Lily Collins, Ashley Park: Zdecydowanie sceny kręcone w parku rozrywki o 6:30 rano. Nigdy w życiu nie miałyśmy tylu mdłości i zabawy jednocześnie!
ZOBACZ TAKŻE: Paryż śladami Emily Cooper z Emily w Paryżu. Ulubione miejsca serialowej bohaterki
Co najbardziej zaskoczyło Was w reakcji widzów na świecie?
Lily Collins: Cóż, po pierwsze, chyba przedział wiekowy widzów. Ludzie bez względu na to, ile mają lat, podchodzą do nas w Paryżu i mówią: O mój Boże, spakowałem swoją walizkę zgodnie z tym, co nosiłaby Twoja postać. To niesamowite!
Jaka jest Wasza ulubiona stylizacja z serialu?
Lily Collins: W najnowszym sezonie zdecydowanie ta podczas pokazu u Pierre’a, czarno-biały top z wysokimi ramionami od Dolce&Gabbana. Uwielbiałam też wszystkie neonowe sukienki. W jednej ze scen mam na sobie stylizację całą w kolorze lawendy niczym z Prowansji. Najnowszy sezon pełen jest niesamowitych stylizacji.

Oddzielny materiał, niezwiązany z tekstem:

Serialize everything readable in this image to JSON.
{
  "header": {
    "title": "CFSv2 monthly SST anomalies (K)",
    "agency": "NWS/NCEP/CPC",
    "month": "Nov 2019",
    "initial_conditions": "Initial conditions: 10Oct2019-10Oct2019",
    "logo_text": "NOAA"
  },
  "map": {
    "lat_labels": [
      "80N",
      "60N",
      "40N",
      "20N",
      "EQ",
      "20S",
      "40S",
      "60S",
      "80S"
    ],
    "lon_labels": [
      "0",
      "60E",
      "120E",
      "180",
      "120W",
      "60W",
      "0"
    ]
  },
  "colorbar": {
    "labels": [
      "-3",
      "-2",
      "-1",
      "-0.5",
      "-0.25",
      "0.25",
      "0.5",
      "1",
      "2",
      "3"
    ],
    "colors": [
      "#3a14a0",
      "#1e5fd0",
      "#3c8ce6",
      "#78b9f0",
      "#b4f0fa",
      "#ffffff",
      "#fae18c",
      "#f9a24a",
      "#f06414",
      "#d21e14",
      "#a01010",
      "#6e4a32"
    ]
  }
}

Ashley Park: Moja to zdecydowanie ta z klubu Drag Queen, pół garnitur, pół suknia!
ZOBACZ TEŻ: Trzeci sezon „Emily w Paryżu” już wkrótce na Netflix
___
Czy Wy również nie możecie doczekać się premiery najnowszego, trzeciego już sezonu serialu „Emily w Paryżu”? Mamy dla Was świetną wiadomość! Premiera została zaplanowana już na 21 grudnia!